Intimidating questions to ask people
Bonus points if you actually have fun working together.My ex and I couldn't even pick up a paintbrush without getting into World War III, and I eventually realized that you don't want a partner you can't complete tasks with.Oftentimes, that answer is tied to a conversation the couple had. Believe it or not, that seemingƒhely small detail was a real breaking point in one of my relationships.It's a surprisingly hard question, but couples usually have a set answer that works for them and fits in with their story as a couple. Everyone is different, and it's important that you're aware and accepting of those differences before you decide to get married.If you really think about it, could you put your life ethos into words? Likewise, if your spouse's mother needs to either go to a nursing home or move into your home, are you willing to give up time and resources to allow that?Decide now who can or wants to stay home with kids, who can make a career sacrifice and for how long.I haven't made it down the aisle quite yet (that's another article for another day) but as a wedding planner, I get to talk to many newly engaged couples.

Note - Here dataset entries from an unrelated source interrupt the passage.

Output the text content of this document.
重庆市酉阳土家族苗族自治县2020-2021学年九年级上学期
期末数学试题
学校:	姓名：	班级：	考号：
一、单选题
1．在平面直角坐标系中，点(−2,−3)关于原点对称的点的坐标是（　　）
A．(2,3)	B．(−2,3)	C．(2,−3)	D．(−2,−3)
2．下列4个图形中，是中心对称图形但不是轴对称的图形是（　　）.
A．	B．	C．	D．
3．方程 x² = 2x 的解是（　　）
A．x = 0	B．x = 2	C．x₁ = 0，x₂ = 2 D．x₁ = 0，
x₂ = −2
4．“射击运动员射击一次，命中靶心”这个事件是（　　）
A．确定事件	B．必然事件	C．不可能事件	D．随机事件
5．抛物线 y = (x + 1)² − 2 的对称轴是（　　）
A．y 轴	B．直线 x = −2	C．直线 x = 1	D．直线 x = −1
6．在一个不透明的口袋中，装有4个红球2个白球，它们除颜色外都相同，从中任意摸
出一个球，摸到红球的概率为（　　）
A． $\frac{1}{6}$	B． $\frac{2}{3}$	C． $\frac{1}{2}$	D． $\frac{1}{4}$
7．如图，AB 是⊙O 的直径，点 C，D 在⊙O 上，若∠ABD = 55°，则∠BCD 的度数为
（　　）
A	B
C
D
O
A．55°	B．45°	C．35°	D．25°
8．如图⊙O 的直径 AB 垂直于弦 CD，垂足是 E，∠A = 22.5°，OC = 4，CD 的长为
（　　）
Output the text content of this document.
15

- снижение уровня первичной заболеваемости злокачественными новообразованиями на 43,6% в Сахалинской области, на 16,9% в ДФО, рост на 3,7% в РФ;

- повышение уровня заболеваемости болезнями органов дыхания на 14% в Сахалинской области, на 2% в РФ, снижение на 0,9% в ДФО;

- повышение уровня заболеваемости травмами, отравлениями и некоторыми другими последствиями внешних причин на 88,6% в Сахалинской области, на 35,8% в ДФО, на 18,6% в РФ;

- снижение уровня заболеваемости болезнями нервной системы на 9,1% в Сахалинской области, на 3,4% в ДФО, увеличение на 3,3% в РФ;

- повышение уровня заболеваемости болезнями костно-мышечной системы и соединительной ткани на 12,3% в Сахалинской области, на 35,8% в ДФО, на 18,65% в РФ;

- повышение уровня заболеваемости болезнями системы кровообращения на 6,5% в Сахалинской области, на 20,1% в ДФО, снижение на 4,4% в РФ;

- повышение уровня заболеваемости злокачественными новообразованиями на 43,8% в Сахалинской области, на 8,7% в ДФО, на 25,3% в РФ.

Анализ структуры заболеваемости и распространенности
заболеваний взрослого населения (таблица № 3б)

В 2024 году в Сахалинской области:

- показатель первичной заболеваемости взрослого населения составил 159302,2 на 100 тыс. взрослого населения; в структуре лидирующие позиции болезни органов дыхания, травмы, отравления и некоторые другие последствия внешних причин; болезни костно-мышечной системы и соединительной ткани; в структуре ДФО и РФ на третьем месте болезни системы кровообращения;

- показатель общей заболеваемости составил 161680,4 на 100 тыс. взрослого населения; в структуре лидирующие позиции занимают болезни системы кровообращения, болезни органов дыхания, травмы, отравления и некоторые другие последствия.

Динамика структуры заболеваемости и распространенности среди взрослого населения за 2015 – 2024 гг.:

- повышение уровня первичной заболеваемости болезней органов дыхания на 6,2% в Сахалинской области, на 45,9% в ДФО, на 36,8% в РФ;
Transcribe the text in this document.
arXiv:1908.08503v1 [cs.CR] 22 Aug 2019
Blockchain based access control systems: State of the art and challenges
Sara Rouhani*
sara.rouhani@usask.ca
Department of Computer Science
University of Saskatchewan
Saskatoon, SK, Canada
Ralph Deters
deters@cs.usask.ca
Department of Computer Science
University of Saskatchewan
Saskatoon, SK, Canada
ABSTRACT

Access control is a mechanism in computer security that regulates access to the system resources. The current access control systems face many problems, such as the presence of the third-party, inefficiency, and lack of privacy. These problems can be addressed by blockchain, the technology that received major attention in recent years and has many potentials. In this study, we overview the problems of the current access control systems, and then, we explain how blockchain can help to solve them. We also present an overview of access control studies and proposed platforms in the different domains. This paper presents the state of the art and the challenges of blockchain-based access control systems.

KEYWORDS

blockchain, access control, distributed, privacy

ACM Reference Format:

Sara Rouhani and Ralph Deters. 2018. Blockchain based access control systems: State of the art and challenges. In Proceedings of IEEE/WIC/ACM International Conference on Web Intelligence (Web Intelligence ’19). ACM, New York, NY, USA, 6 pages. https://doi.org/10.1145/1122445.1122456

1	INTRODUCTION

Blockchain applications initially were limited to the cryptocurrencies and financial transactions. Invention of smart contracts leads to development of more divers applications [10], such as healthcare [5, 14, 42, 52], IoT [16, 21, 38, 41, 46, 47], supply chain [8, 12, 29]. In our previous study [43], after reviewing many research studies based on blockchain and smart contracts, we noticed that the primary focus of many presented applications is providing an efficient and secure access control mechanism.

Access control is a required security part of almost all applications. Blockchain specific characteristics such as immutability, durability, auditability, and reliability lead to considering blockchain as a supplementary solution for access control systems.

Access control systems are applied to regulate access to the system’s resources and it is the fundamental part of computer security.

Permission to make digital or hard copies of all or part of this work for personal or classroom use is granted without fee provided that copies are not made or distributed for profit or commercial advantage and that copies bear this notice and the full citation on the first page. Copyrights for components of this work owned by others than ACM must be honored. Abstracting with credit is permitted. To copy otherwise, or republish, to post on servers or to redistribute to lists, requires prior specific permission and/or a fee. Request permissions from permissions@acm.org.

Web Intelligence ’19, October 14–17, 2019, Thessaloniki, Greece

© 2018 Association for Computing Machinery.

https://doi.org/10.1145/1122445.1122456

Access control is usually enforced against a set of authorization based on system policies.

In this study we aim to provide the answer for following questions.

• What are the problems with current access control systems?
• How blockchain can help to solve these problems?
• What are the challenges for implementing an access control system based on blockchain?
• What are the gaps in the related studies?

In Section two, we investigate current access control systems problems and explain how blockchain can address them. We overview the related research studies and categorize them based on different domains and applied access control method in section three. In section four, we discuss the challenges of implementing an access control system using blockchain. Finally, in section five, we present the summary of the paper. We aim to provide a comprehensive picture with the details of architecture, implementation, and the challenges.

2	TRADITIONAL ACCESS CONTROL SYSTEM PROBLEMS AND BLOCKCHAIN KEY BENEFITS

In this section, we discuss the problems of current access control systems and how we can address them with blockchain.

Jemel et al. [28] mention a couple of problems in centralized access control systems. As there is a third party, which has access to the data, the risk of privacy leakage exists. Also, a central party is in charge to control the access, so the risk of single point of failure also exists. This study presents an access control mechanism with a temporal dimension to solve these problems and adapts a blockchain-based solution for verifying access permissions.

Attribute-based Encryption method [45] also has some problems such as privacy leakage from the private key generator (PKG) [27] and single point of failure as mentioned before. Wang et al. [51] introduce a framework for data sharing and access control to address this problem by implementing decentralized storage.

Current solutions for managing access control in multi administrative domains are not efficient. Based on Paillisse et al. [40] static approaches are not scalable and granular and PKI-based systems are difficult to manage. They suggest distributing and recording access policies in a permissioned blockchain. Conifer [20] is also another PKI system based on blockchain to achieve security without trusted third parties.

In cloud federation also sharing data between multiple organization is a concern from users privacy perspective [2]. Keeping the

The book is based on the premise that each of us wants one main thing out of a relationship: Words of affirmation, quality time, receiving gifts, acts of service, or physical touch.
If one person feels that you spend too much time at the office, can you adjust your workload or give up another commitment in order to spend more time at home? But if you partner absolutely can't stand something that you love, it's bound to become a dealbreaker as time goes forward.
For example, I love country music, and I often date men who don't.
If they need to talk a fight out immediately after having it, but you're the type who needs to mull conflicts over for a few days, how will you handle it when one or both of you is mad?
You may have heard of the book The 5 Love Languages .
Relationships are hard, marriage is harder, and both become nearly impossible when you don't have much else to go on other than love.